John Burns
Blog
Why Estate Plans Are Worthless – Part III
Mar 26, 2018
In this third installment, I am addressing another way that estate plans can be rendered worthless. Simply stated, clients often fail to appoint the right people to serve as attorneys-in-fact, healthcare agents and as executors and trustees.
Most lawyers will provide certain basic estate planning documents including a durable power of attorney for financial decisions, a healthcare power of attorney, a will and perhaps even a trust agreement which may be either contained within the will or a separate document. In each of these documents, the client will appoint individuals to make decisions and to manage the client’s affairs either during life or following death. Appointing the right individuals is crucial. While I cannot say that clients are appointing the “wrong” person in each of these roles, I do see situations where clients do not appoint the best person for the job.
Before delving into that, allow me to explain the duties of each role. The attorney-in-fact and healthcare agent are fairly self-explanatory. However, many clients are confused about the respective roles of the executor and trustee. An “executor”, also known as an “administrator” or “personal representative” is the person who will open an estate, close out the decedent’s personal affairs, file final tax returns, pay the decedent’s debts and distribute the assets to the beneficiaries. In most instances, this is a short term assignment of a year or less. There are many cases where it is necessary for an estate to be open longer, particularly when there is a tax audit, ongoing litigation, will contest, difficulty identifying heirs or selling property. Nonetheless, the job has a definite beginning (opening the estate) and a definite end (closing the estate).
Many clients create a trust either as a stand alone trust or as a trust created in the will. As part of that, the client appoints a trustee who will serve for the duration of the trust. Unlike the executor, the trustee’s duties last for an indefinite period of time and make take years, even decades, to complete. That’s assuming a normal duration and not a trust of super duration as is permitted in states such as Tennessee, Wyoming, and South Dakota. So, if we have the normal trust created for the benefit of a surviving spouse or children, it will terminate upon the happening of a certain event such as death of the spouse, occurrence of an event, or the beneficiary’s attainment of a certain age.

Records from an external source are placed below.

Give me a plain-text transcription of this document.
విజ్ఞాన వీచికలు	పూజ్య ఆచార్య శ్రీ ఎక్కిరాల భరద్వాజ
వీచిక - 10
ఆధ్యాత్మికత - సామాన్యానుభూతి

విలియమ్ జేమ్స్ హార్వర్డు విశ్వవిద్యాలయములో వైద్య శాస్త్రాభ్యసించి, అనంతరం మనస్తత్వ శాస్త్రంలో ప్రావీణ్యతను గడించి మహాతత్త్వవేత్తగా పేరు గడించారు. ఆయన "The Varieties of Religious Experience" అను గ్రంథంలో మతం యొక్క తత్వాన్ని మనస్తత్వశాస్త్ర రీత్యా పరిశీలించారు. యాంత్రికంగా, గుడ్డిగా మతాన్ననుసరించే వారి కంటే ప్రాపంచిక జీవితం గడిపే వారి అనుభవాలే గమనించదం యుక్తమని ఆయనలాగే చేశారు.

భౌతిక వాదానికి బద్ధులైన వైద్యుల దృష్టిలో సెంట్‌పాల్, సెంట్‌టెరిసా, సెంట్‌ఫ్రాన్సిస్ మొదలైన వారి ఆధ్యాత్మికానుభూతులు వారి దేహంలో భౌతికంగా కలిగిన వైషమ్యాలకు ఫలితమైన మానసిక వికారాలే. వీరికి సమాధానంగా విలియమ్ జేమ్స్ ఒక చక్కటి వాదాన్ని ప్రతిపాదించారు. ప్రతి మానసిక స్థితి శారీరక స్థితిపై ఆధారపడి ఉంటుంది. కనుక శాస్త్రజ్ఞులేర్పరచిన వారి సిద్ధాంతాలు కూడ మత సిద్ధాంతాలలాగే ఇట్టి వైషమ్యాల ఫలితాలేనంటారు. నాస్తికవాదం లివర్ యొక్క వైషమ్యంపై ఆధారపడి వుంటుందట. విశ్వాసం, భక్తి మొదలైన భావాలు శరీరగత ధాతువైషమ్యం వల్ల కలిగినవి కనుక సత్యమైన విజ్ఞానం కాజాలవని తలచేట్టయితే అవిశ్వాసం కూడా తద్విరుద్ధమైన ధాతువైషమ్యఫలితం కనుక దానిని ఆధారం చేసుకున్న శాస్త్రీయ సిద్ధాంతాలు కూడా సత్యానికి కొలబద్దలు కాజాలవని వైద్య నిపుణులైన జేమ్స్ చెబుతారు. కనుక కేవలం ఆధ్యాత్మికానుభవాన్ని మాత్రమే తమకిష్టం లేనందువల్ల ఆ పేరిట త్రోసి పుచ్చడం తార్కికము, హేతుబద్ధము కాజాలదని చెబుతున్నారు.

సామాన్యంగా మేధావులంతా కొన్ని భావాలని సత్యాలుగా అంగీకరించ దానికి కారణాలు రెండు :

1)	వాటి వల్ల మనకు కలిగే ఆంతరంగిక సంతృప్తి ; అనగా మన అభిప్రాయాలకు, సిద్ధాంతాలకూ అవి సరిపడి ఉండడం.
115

The issue which arises is that the client often makes an emotional decision as to whom to appoint which is motivated by a desire to not to offend anyone. The result, however, is that we have “administration by committee” or persons are appointed who do not have the requisite skill set or personality to complete the task. Just because the son is the first born and does not have anything else to do, does not qualify him for the job. Just because daughter did a fine job caring for dad should not exclude a sibling from being executor who is better able to serve. In other instances, clients appoint all their children to serve a co-trustees under the notion that “they will all get along once I am gone.” Here’s a secret: That never happens. A colleague told me about a case recently in which an estate had been open for over ten years because the daughter was carrying out her vendetta against her brothers.
Also, clients should consider not only the ability to serve but also the capacity to serve both now and later. One client, age 70 at the time, had wisely decided not to appoint any of her children, but she insisted on appointing her long-time attorney, age 88 at the time, to serve as her executor. What’s more, he thought it was a good idea. Ultimately, the client appointed someone else, though I should note that her long time lawyer outlived the client.
Finally, one should consider appointing someone who is fair, impartial and can say “no” and stick to that decision, which is a particularly good skill for trustees.
The moral of the story: Do not render your estate plan worthless by appointing someone poorly suited to serve as a fiduciary.